Ebenezer Covered Bridge
Drive across an historic covered bridge at Mingo Creek County Park.
The Ebenezer Covered Bridge is 32 feet long and 12 feet wide. Vertical boards cover the sides. It is painted barn red. It has two windows on each side. The roof covers only a part of the bridge.
The bridge used to cross the South Fork of Maple Creek. It is unknown when it was built. It was sold to Washington County in 1977 as part of the construction of Interstate 70.
The bridge was moved to Mingo Creek County Park and placed on the abutments of an earlier bridge across Mingo Creek, according to the National Register nomination form for the bridge. It was renovated – the deck was reinforced with I-beams and covered with new planks. It has a sheet metal roof. Its condition is listed as “Good, but altered”.
The bridge is designated a historic bridge by the Washington County History & Landmarks Foundation.
The reason bridges were covered was “to protect the structure supporting the bridge. Without protection from the weather, the wooden timbers supporting the bridge would decay and eventually collapse. By keeping them dry, they will last much longer,” according to the National Society for the Preservation of Covered Bridges.
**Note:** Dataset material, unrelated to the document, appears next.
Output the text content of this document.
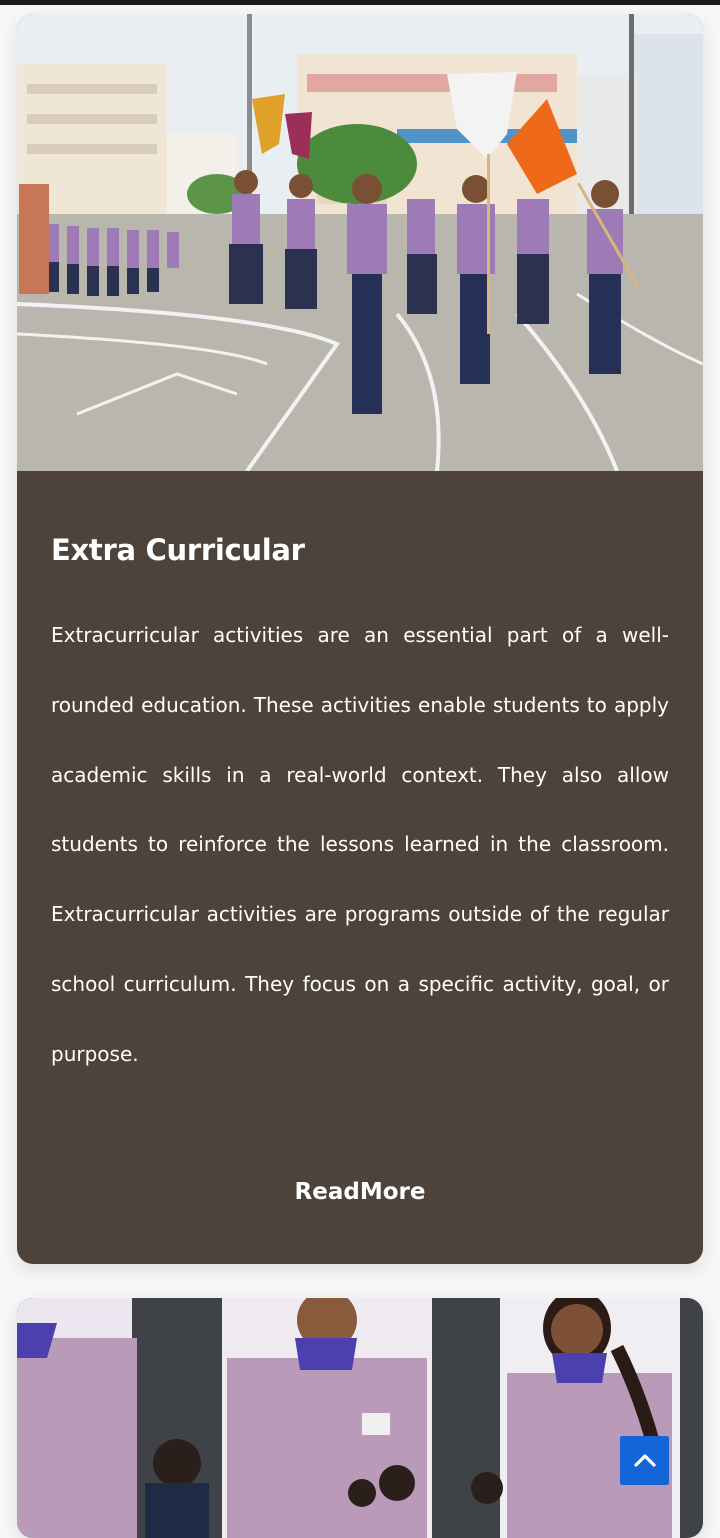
Extra Curricular

Extracurricular activities are an essential part of a well-rounded education. These activities enable students to apply academic skills in a real-world context. They also allow students to reinforce the lessons learned in the classroom. Extracurricular activities are programs outside of the regular school curriculum. They focus on a specific activity, goal, or purpose.

ReadMore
Uncovered wooden bridges typically lasted only 20 years because of the weather. Pennsylvania has the most covered bridges of any state – 213 of them.
A covered bridge covers and protects the truss. A truss is a bunch of wooden beams that make up the bridge. The Ebenezer Covered Bridge is a queenpost truss. A queenpost truss uses two central supporting posts. How the bridge was constructed to last as long as it has can be seen in person anytime Mingo Creek Park is open, and especially during the annual Covered Bridges Festival held annually in September.
The Ebenezer Covered Bridge is located in the southwest of Mingo Creek County Park, where the Henry Covered Bridge is also located. The Ebenezer Covered Bridge is about one mile from the park’s West Entrance. Parking is available in a large lot at one end of the bridge.